Unite should be ashamed of this:
News from
UNITE the UNION
in London
17th June 2008UNITE TO CEASE FUNDING RISE STAGE AFTER MAYOR’S POLITICAL CENSORSHIP
Unite the Union is to cease financially supporting the Latin American stage at the Rise Festival after the Mayor’s Office has targeted its partner in the production, the Cuba Solidarity Campaign, as being a “political campaign group” and therefore unacceptable.
For the past five years Unite has co-produced a programme of Latin American music and dance at Rise, a close fit with its organising campaigns, working with London’s Latin American community who are often on the margins of the labour market.
The Latin American show has gone from strength to strength and is seen as one of the high points of the Rise Festival.
Not only has the Mayor’s Office banned CSC from the festival site it has also altered the message of the Festival, changing it from anti-racist event to one that celebrates London diversity.
Unite’s London Regional Secretary, Steve Hart, has tried to negotiate with the Mayor’s Office to resolve the impasse but has always come up against the same barrier, Unite is welcome to participate but it can’t participate if it involves Cuba Solidarity Campaign as its partner.
Steve Hart said: “The ban on Cuba Solidarity Campaign is the direct application of a political pre-condition on Unite in its sponsorship of the Latin American stage at Rise. Censorship is unacceptable to my union. I feel that I am left with no alternative other than to withdraw our intended funding of the Latin American stage at Rise in 2008.”
For further information please contact:
Steve Hart on 07970.081509
or Adrian Weir on 07970.081522
This is a disgraceful decision.
The Cuba Solidarity Campaign, and all marginal and extreme Communist organisations, certainly should be excluded from a festival which is designed for all Londoners, and particularly recent immigrants. Their presence might be appropriate at a state sponsored political colloquium. But that is not the purpose of the Rise festival: not now, and not in the past.
The Cuba Solidarity Campaign exists to apologise for an undemocratic one party state, now run by a monarchical one family dynasty, which imprisons those who dissent from or oppose the politics of its ruling family.
Many many new Londoners came to this country after having suffered under incredibly repressive Communist regimes: not simply from Cuba but also from Eastern Europe. There’s a blindness on even parts of the fluffy Left to this.
People from Poland and East Germany will have spent the early parts of their lives living in a nightmarish repressive state. You think Davis Davis has a point about 42 days detention and ID Cards? So do I. However, this doesn’t even begin to describe the situation which existed in Eastern Europe under Communism, and which still exists in Cuba.
A festival which is open to all Londoners CANNOT be led by, and should not even have involvement by, Communist groups like the SWP, Socialist Action, or the Cuba Solidarity Campaign. They certainly shouldn’t be leading it. Their very inclusion excludes many many of London’s newest arrivals.
I mean, this is like inviting a pro-Nazi group to help run a festival which was meant to bring together all Londoners, including asian, african and carribean, and Jewish people.

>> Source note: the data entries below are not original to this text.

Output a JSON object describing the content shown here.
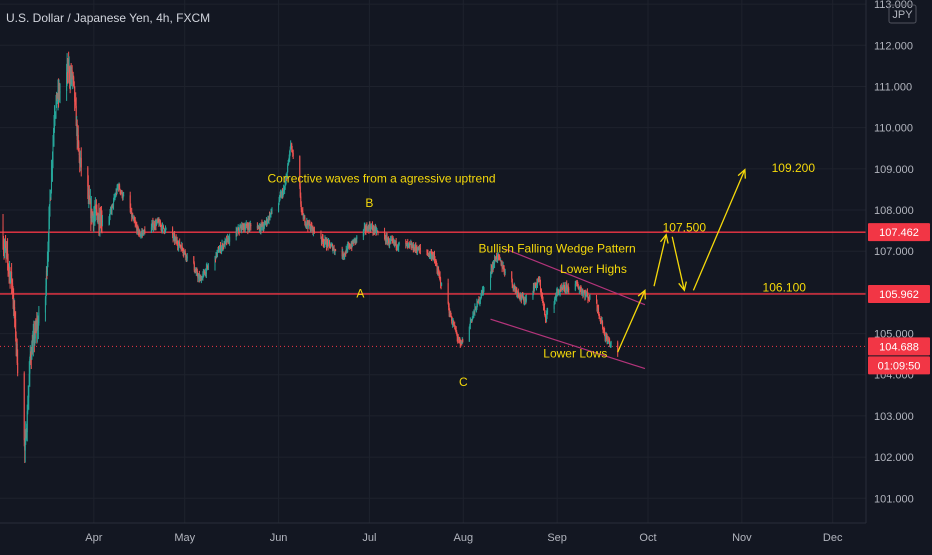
{
  "chart_data": {
    "type": "candlestick",
    "title": "U.S. Dollar / Japanese Yen, 4h, FXCM",
    "currency_badge": "JPY",
    "ylim": [
      100.4,
      113.1
    ],
    "xlim": [
      "2020-03-01",
      "2020-12-12"
    ],
    "y_ticks": [
      "101.000",
      "102.000",
      "103.000",
      "104.000",
      "105.000",
      "106.000",
      "107.000",
      "108.000",
      "109.000",
      "110.000",
      "111.000",
      "112.000",
      "113.000"
    ],
    "x_ticks": [
      {
        "label": "Apr",
        "date": "2020-04-01"
      },
      {
        "label": "May",
        "date": "2020-05-01"
      },
      {
        "label": "Jun",
        "date": "2020-06-01"
      },
      {
        "label": "Jul",
        "date": "2020-07-01"
      },
      {
        "label": "Aug",
        "date": "2020-08-01"
      },
      {
        "label": "Sep",
        "date": "2020-09-01"
      },
      {
        "label": "Oct",
        "date": "2020-10-01"
      },
      {
        "label": "Nov",
        "date": "2020-11-01"
      },
      {
        "label": "Dec",
        "date": "2020-12-01"
      }
    ],
    "price_anchors": [
      [
        "2020-03-01",
        107.6
      ],
      [
        "2020-03-05",
        106.2
      ],
      [
        "2020-03-09",
        101.8
      ],
      [
        "2020-03-11",
        104.5
      ],
      [
        "2020-03-16",
        106.0
      ],
      [
        "2020-03-19",
        110.5
      ],
      [
        "2020-03-23",
        111.4
      ],
      [
        "2020-03-25",
        111.2
      ],
      [
        "2020-03-27",
        109.3
      ],
      [
        "2020-03-31",
        107.9
      ],
      [
        "2020-04-06",
        107.8
      ],
      [
        "2020-04-09",
        108.6
      ],
      [
        "2020-04-16",
        107.4
      ],
      [
        "2020-04-22",
        107.7
      ],
      [
        "2020-04-30",
        107.1
      ],
      [
        "2020-05-06",
        106.3
      ],
      [
        "2020-05-13",
        107.1
      ],
      [
        "2020-05-20",
        107.6
      ],
      [
        "2020-05-27",
        107.6
      ],
      [
        "2020-06-03",
        108.5
      ],
      [
        "2020-06-05",
        109.6
      ],
      [
        "2020-06-09",
        107.8
      ],
      [
        "2020-06-15",
        107.3
      ],
      [
        "2020-06-22",
        106.9
      ],
      [
        "2020-06-29",
        107.5
      ],
      [
        "2020-07-01",
        107.6
      ],
      [
        "2020-07-08",
        107.2
      ],
      [
        "2020-07-15",
        107.1
      ],
      [
        "2020-07-22",
        106.9
      ],
      [
        "2020-07-27",
        105.6
      ],
      [
        "2020-07-31",
        104.7
      ],
      [
        "2020-08-05",
        105.6
      ],
      [
        "2020-08-12",
        106.9
      ],
      [
        "2020-08-17",
        106.2
      ],
      [
        "2020-08-21",
        105.8
      ],
      [
        "2020-08-26",
        106.3
      ],
      [
        "2020-08-28",
        105.4
      ],
      [
        "2020-09-01",
        106.0
      ],
      [
        "2020-09-07",
        106.2
      ],
      [
        "2020-09-14",
        105.7
      ],
      [
        "2020-09-17",
        104.9
      ],
      [
        "2020-09-21",
        104.5
      ]
    ],
    "horizontal_levels": [
      {
        "price": 107.462,
        "label": "107.462",
        "color": "#f23645",
        "style": "solid"
      },
      {
        "price": 105.962,
        "label": "105.962",
        "color": "#f23645",
        "style": "solid"
      },
      {
        "price": 104.688,
        "label": "104.688",
        "color": "#f23645",
        "style": "dotted"
      }
    ],
    "countdown_label": "01:09:50",
    "wedge_lines": [
      {
        "from": {
          "date": "2020-08-15",
          "price": 107.05
        },
        "to": {
          "date": "2020-09-30",
          "price": 105.7
        },
        "color": "#b3347a"
      },
      {
        "from": {
          "date": "2020-08-10",
          "price": 105.35
        },
        "to": {
          "date": "2020-09-30",
          "price": 104.15
        },
        "color": "#b3347a"
      }
    ],
    "projection_arrows": [
      {
        "from": {
          "date": "2020-09-21",
          "price": 104.55
        },
        "to": {
          "date": "2020-09-30",
          "price": 106.05
        }
      },
      {
        "from": {
          "date": "2020-10-03",
          "price": 106.15
        },
        "to": {
          "date": "2020-10-07",
          "price": 107.4
        }
      },
      {
        "from": {
          "date": "2020-10-09",
          "price": 107.35
        },
        "to": {
          "date": "2020-10-13",
          "price": 106.05
        }
      },
      {
        "from": {
          "date": "2020-10-16",
          "price": 106.05
        },
        "to": {
          "date": "2020-11-02",
          "price": 108.98
        }
      }
    ],
    "annotations": [
      {
        "text": "Corrective waves from a agressive uptrend",
        "date": "2020-07-05",
        "price": 108.75
      },
      {
        "text": "B",
        "date": "2020-07-01",
        "price": 108.15
      },
      {
        "text": "A",
        "date": "2020-06-28",
        "price": 105.95
      },
      {
        "text": "C",
        "date": "2020-08-01",
        "price": 103.8
      },
      {
        "text": "Bullish Falling Wedge Pattern",
        "date": "2020-09-01",
        "price": 107.05
      },
      {
        "text": "Lower Highs",
        "date": "2020-09-13",
        "price": 106.55
      },
      {
        "text": "Lower Lows",
        "date": "2020-09-07",
        "price": 104.5
      },
      {
        "text": "109.200",
        "date": "2020-11-18",
        "price": 109.0
      },
      {
        "text": "107.500",
        "date": "2020-10-13",
        "price": 107.55
      },
      {
        "text": "106.100",
        "date": "2020-11-15",
        "price": 106.1
      }
    ],
    "colors": {
      "background": "#131722",
      "grid": "#1e222d",
      "up": "#26a69a",
      "down": "#ef5350",
      "level_line": "#f23645",
      "annotation": "#f5d90a",
      "wedge": "#b3347a",
      "axis_text": "#b2b5be",
      "title_text": "#d1d4dc"
    }
  }
}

If anybody knows Steve Hart, perhaps they can find out from him why he thinks that a political campaign, promoting the Cuban regime, has any place in a celebration of London’s may cultures. The closest thing the Unite letter comes to an argument is the suggestion that Unite has been “working with London’s Latin American community”. Well, London’s Latin American community will include those who oppose Communist totalitarian states, and those who have suffered under them. It would be just as outrageous for Unite to support a Chilean Solidarity Campaign linked to supporters of General Pinochet!
Similarly, the suggestion that not allowing an extremist organisation to have a stall is “censorship” is crass and nonsensical. I very much doubt that they’d pull out in disgust if Richard Barnbrook’s BNP were denied a stall.
Unite should rethink its stance on this issue.
UPDATE
There has been some debate below as to whether or not the Cuba Solidarity Campaign supports the Cuban people, or the Castro junta. It is very clear from their site that it is nothing more than a propaganda outlet:
IS CASTRO A DICTATOR?
Any one of the deputies to Cuba’s parliament, including Fidel Castro, are subject to recall at any time and must by law report back to mass meeting in their constituency once every six months.
If Castro is such a dictator, why did he receive such overwhelming support in the elections? Why is it also that his position as the country’s President is decided by parliament and that members of his government are also voted in by parliament?
This is what Unite supports.
If you were a recent arrival in London from Hungary or the Czech Republic, and you wanted union representation, would you be happy that your leadership was spending your dues on this?
Gene adds: The International Trade Union Confederation provides a useful summary of the current status of trade union rights in Cuba. Essentially, outside of the official government-approved union, there are none.
It is a source of utter bafflement to me how some trade unionists in the West can lend support to regimes that suppress free trade unions elsewhere. In the end I think they share a pervese belief with the rightwing opponents of trade unionism– that is, the freedom of workers to organize and bargain independently is dispensable in certain circumstances (unfettered capitalist development, revolutionary socialist development, etc).